Annesinin ölüm haberini aldığında bile bu kadar yıkıldığını hissetmemişti..

Ağlayamıyordu bile..

İçinden gelen tek şey bağırmaktı fakat bunu bile yapamıyordu. Çünkü kamp alanında, onlara çokta uzak olmayan iki abisi ve ikizi duyabilirdi. Çünkü onların da bunu yaşamasını istemiyordu. Çünkü, bu katlanılamayacak kadar büyük bir acıydı.

" Sehun.. "

Minseok'un kulaklarına ulaşan aciz sesiyle başını zar zor kaldırarak ona baktı. Hemen yanında duran Seo Jung Hoo sanki bu işe karışmak istemiyormuş gibi sesini çıkarmadan yere devrilen Sehun'un yanından geçip kamp alanına doğru yürümeye devam etti. Peşinde karanlık aurasını da sürüklerken.

" Nasıl?... "

Kendi sesini bile zor duyarken abisinin duymasını nasıl bekleyebilirdi ki?
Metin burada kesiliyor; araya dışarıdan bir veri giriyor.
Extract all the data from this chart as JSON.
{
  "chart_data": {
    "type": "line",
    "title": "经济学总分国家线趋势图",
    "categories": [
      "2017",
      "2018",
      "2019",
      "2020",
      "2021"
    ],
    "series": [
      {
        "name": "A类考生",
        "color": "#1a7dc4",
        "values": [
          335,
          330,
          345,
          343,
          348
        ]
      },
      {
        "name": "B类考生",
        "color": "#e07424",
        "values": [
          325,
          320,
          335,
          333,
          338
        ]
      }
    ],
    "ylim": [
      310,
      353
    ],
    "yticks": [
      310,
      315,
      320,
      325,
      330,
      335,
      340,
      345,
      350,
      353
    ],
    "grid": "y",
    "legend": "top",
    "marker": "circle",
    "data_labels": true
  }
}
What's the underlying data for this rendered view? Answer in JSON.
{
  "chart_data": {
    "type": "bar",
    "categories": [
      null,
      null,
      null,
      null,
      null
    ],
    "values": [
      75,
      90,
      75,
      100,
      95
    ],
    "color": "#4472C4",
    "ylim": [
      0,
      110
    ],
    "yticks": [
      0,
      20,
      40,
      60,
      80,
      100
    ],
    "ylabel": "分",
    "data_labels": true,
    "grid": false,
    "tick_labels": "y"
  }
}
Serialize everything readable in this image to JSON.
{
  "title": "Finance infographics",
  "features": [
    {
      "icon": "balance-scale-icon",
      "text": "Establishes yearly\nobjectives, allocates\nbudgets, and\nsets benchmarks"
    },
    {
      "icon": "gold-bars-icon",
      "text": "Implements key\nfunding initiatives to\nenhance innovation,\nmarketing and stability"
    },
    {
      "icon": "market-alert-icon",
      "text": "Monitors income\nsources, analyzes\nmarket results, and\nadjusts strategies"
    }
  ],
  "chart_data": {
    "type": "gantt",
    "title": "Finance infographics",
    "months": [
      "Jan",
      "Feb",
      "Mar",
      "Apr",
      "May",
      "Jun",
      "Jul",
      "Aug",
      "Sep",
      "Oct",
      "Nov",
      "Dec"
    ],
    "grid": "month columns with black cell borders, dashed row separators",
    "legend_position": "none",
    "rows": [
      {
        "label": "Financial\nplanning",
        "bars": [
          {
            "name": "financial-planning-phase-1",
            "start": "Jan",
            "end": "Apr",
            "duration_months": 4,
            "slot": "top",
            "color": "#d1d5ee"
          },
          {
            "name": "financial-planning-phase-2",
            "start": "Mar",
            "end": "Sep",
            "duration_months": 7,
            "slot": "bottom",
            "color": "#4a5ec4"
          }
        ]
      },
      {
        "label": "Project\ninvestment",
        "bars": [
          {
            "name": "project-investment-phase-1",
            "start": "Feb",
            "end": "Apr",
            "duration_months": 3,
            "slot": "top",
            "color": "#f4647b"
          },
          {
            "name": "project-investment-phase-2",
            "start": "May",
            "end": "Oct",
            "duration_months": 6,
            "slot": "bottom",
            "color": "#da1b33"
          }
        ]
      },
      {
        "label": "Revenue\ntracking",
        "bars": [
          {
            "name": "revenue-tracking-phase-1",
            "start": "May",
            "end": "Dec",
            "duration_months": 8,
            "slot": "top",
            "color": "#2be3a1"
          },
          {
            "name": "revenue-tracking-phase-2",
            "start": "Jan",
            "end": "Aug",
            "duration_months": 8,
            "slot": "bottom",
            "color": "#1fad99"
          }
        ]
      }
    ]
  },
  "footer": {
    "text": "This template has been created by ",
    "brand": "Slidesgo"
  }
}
" Nasıl bize söylemezsiniz?! "

Sehun yerden kalmak isteyerek harekete geçti fakat bacakları hala onu taşıyamayacak kadar gücünü kaybetmiş durumdaydı. Yeniden yere düştü.

" Duyduklarını sakın birine anlatayım deme.. "

Minseok'un sesi en başta ki soğuk halini alırken, Sehun'un durumunu umursamadan yanından geçip gitti sadece.

Kim Minseok, nasıl biriydi? Bu gerçekten kendi abisi miydi?

İntikam için yanıp tutuşan biri olup çıkmıştı.

" Annem neden intihar etti?  "

Minseok gözden kaybolmadan önce sordu fakat bir cevap alamadı.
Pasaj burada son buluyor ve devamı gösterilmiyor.